Nous avançons à un rythme soutenu, du moins autant qu’il est possible sans nous perdre de vue et avec notre visibilité réduite. Il ne faudra pas longtemps avant que nous sentions des déplacements non loin de nous. Je tourne la tête derrière moi, vers Charlie. « Faut croire qu’on est bien les proies. » Bon sang, et Val ? J’espère qu’elle n’est pas seule dans la forêt. Je sais qu’elle est à même de se débrouiller, encore que ce ne soit pas non plus son terrain favori. Je doute que ce genre de situation faisait partie de son entrainement. Jahel semble augmenter le pas encore, elle nous fis signe, apparemment on arrive en lisière de forêt, en terrain découvert. Autrement dit, un bon point pour nous si on y arrive. On aura plus de liberté de mouvement, et on verra plus de choses.

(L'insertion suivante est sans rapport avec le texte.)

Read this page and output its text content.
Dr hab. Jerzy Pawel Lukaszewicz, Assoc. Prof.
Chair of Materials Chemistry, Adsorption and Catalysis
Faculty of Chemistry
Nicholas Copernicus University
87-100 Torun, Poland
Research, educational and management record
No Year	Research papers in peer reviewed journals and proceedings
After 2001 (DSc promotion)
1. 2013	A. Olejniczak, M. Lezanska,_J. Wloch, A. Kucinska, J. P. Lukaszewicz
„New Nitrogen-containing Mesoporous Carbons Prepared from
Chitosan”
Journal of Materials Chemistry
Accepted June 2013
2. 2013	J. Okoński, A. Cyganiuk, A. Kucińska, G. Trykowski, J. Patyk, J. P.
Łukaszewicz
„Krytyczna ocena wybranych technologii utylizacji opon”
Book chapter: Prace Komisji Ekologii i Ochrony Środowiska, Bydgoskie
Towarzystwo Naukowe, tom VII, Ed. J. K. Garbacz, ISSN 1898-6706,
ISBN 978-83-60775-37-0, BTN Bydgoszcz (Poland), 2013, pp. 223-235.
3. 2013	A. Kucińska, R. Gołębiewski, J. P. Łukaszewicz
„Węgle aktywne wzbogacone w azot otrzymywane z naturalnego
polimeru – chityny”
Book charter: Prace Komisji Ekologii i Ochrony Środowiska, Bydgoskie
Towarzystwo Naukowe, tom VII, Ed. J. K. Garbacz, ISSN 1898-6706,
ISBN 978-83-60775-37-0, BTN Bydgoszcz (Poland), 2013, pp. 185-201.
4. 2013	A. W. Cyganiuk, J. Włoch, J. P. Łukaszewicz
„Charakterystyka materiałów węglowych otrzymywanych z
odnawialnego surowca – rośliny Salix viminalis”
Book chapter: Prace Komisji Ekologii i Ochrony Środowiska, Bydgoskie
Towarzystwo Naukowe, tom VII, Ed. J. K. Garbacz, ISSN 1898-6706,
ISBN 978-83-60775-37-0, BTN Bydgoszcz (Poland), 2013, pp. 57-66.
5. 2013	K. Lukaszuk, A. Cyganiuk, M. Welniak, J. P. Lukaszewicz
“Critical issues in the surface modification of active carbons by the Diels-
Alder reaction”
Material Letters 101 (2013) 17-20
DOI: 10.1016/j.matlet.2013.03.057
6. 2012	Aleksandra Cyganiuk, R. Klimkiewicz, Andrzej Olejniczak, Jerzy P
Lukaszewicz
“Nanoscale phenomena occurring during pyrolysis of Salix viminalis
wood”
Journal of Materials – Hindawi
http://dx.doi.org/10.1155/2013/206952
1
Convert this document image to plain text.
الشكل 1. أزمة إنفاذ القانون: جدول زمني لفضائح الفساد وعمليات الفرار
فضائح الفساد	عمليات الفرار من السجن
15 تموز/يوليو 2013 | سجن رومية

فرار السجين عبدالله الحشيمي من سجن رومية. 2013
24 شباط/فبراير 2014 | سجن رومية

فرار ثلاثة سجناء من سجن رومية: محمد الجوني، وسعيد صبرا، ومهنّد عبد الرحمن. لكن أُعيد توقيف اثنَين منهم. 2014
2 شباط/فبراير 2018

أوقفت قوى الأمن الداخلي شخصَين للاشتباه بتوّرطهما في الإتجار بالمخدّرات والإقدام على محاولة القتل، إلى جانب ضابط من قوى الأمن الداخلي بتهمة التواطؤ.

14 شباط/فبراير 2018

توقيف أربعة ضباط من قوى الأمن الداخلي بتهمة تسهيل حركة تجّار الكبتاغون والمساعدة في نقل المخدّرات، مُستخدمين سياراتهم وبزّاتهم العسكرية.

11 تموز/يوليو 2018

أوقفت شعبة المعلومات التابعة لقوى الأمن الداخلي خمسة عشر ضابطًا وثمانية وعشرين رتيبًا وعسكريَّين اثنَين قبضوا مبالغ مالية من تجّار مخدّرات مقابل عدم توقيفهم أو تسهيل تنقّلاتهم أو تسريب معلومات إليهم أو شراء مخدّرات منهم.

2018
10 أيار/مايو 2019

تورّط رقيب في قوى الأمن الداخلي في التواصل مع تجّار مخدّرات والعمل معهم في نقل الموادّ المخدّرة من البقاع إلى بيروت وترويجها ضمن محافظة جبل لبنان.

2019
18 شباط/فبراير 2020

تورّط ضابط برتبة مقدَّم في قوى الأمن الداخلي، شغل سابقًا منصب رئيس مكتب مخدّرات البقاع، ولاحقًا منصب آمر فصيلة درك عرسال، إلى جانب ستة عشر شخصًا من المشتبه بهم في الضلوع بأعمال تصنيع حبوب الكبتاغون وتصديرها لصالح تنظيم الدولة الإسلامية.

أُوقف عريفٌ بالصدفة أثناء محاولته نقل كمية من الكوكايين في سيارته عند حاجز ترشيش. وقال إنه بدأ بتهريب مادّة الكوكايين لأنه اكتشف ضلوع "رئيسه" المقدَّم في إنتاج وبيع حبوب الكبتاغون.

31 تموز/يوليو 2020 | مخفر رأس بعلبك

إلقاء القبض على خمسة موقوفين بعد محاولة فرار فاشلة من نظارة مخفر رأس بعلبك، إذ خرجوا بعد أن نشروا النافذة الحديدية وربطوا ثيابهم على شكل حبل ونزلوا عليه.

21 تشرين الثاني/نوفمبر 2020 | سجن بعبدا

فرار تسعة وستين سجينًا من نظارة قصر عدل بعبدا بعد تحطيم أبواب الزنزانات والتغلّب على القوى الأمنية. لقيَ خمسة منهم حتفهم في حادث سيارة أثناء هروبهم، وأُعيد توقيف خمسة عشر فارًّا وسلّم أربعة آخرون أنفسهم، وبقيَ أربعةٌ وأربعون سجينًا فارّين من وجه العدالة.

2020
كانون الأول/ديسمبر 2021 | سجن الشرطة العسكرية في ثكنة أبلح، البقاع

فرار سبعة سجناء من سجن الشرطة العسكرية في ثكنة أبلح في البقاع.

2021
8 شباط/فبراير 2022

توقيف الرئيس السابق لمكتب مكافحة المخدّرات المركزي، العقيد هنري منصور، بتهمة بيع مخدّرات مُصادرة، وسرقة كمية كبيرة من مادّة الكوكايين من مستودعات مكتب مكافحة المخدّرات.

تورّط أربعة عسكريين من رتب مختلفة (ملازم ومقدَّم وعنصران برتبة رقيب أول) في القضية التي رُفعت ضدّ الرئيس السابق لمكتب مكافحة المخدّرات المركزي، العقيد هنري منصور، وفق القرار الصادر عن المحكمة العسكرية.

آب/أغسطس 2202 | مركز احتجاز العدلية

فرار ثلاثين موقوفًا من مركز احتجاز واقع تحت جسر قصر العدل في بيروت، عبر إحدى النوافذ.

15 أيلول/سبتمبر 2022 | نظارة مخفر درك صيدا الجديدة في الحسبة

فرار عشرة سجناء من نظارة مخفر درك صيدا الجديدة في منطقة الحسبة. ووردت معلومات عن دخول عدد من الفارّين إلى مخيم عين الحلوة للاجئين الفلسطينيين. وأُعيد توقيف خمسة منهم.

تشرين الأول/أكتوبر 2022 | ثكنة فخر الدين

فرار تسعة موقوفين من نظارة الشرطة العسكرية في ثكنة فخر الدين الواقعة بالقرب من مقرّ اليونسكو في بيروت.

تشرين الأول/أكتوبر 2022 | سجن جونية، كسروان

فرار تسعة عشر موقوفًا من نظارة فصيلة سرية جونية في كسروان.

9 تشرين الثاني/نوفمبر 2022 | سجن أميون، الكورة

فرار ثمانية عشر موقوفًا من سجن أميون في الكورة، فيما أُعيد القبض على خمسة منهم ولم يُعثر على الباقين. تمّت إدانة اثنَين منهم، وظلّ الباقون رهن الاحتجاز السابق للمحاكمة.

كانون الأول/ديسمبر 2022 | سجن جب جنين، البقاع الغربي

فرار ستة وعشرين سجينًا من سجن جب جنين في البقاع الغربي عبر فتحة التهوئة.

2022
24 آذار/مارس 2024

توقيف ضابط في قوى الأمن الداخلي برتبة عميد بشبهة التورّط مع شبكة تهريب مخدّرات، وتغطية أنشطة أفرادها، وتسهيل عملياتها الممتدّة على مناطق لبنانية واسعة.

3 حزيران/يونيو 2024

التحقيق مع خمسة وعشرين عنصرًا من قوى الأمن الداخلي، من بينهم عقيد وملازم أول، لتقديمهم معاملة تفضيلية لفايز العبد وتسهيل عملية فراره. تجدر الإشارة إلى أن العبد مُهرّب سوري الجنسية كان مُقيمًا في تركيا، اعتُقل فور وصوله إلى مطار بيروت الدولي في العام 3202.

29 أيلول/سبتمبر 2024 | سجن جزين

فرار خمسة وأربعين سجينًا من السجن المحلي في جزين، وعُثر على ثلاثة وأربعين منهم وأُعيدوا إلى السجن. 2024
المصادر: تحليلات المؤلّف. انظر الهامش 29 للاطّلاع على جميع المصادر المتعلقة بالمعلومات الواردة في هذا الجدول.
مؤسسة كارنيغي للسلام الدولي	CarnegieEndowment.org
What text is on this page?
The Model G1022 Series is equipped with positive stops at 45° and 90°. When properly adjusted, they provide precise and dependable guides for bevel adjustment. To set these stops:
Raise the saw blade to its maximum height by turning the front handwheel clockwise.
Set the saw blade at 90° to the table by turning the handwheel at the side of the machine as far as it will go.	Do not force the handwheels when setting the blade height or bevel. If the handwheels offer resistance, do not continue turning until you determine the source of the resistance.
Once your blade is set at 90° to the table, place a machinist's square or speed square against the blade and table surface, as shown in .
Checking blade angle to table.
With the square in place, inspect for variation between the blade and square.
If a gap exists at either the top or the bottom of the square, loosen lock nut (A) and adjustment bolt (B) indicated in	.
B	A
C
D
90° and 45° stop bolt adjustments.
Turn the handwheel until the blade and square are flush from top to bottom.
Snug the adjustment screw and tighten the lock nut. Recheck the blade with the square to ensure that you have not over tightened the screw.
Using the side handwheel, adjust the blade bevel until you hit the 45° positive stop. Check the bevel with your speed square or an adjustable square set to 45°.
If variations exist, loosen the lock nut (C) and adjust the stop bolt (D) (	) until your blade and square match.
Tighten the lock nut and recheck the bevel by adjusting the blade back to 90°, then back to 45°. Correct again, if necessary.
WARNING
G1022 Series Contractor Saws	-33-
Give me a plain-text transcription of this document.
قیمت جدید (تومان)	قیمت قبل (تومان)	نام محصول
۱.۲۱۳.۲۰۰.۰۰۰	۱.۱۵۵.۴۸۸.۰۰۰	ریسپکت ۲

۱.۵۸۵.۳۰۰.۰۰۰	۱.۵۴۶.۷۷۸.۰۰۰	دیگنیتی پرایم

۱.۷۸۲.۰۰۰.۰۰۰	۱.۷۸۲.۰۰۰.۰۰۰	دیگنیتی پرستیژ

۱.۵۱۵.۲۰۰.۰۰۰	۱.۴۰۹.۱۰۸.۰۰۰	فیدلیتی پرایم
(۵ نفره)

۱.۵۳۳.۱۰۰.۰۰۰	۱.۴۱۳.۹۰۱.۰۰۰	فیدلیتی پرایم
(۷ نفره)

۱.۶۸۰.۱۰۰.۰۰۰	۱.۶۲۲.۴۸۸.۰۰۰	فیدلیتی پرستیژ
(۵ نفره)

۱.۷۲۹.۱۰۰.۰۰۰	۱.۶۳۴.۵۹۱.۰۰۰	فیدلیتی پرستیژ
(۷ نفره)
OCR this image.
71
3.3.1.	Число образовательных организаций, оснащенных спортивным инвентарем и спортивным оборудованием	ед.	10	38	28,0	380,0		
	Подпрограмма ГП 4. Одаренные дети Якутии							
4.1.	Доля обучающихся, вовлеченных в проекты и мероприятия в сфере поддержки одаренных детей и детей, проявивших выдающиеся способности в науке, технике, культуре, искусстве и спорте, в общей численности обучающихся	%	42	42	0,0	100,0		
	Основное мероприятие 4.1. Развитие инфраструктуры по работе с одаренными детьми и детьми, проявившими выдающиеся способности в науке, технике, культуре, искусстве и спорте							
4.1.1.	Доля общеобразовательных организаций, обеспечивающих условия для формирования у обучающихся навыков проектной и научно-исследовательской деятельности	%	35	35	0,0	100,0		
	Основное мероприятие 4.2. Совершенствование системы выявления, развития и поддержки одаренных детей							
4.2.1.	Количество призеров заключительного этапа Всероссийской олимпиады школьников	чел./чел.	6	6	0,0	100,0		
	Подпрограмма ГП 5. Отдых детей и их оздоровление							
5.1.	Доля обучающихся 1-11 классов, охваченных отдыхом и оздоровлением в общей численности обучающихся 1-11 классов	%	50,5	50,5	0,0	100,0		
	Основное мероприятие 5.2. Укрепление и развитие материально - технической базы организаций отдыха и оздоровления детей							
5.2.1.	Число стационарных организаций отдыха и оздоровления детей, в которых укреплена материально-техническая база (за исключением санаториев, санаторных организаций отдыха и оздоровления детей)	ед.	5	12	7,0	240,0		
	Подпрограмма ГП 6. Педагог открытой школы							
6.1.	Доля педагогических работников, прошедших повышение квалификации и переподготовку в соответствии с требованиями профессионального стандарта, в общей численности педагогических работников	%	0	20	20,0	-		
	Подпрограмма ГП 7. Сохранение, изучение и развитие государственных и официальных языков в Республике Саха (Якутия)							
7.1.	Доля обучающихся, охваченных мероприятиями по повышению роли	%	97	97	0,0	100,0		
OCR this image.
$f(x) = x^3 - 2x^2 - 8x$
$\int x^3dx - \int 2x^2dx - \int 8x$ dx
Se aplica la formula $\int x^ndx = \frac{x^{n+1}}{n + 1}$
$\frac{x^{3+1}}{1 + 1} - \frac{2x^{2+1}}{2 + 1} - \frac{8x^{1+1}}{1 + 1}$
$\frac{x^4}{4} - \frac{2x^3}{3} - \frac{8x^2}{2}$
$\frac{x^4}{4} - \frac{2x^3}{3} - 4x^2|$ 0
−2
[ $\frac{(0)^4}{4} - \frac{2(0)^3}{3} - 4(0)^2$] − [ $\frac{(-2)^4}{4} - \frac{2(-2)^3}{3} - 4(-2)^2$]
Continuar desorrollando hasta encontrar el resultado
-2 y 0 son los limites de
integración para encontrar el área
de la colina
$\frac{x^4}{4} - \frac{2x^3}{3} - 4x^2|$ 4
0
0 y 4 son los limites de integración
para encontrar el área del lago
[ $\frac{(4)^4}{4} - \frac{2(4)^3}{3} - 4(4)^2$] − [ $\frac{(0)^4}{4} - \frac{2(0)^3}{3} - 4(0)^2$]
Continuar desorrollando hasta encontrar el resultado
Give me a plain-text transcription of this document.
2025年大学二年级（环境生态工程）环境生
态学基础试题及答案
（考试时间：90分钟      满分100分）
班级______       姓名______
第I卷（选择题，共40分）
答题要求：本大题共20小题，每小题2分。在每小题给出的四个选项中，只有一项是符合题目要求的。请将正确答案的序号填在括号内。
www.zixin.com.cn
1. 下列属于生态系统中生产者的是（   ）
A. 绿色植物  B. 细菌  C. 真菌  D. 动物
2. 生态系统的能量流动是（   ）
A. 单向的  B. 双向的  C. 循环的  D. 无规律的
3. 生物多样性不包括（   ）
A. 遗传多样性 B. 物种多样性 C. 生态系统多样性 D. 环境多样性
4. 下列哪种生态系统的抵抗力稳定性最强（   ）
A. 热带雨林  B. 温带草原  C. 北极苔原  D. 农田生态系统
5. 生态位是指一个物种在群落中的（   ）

Mais bien entendu, les nazgors, comme les appelle Charlie, le savent aussi. Ils profitent que Jahel m’ait distancé de quelques mètres supplémentaires pour pousser leur horrible cri. Je grimace et regarde en direction du cri, sur notre gauche. Grossière erreur, mais je ne pensais pas qu’ils étaient aussi intelligent. Une de ces bêtes sort alors sur mon flanc droit, toutes dents dehors. J’entends à peine l’avertissement de Charlie. Mais mes réflexes de pilotes semblent quand même pouvoir m’aider ici. Je saute le plus haut possible en direction de l’animal. Je passe ainsi au-dessus de sa tête et des crocs. Le choc en revanche me propulse en arrière, et ma combinaison est entaille par les épines dorsales du nazgor, heureusement sans la percer. Autre coup de chance, je suis stoppé dans ma chute par un arbre, m’évitant d’être coupé de Charlie, déjà sur le pied de guerre. La combinaison encaisse le gros du choc, je ne semble pas blessé au-delà de la douleur du choc en lui-même. Je prends mon arme et tire sur un autre nazgor essayant de contourner Jahel, qui s’est retournée avec le fracas que je viens de faire. « Mais quel merdier ! »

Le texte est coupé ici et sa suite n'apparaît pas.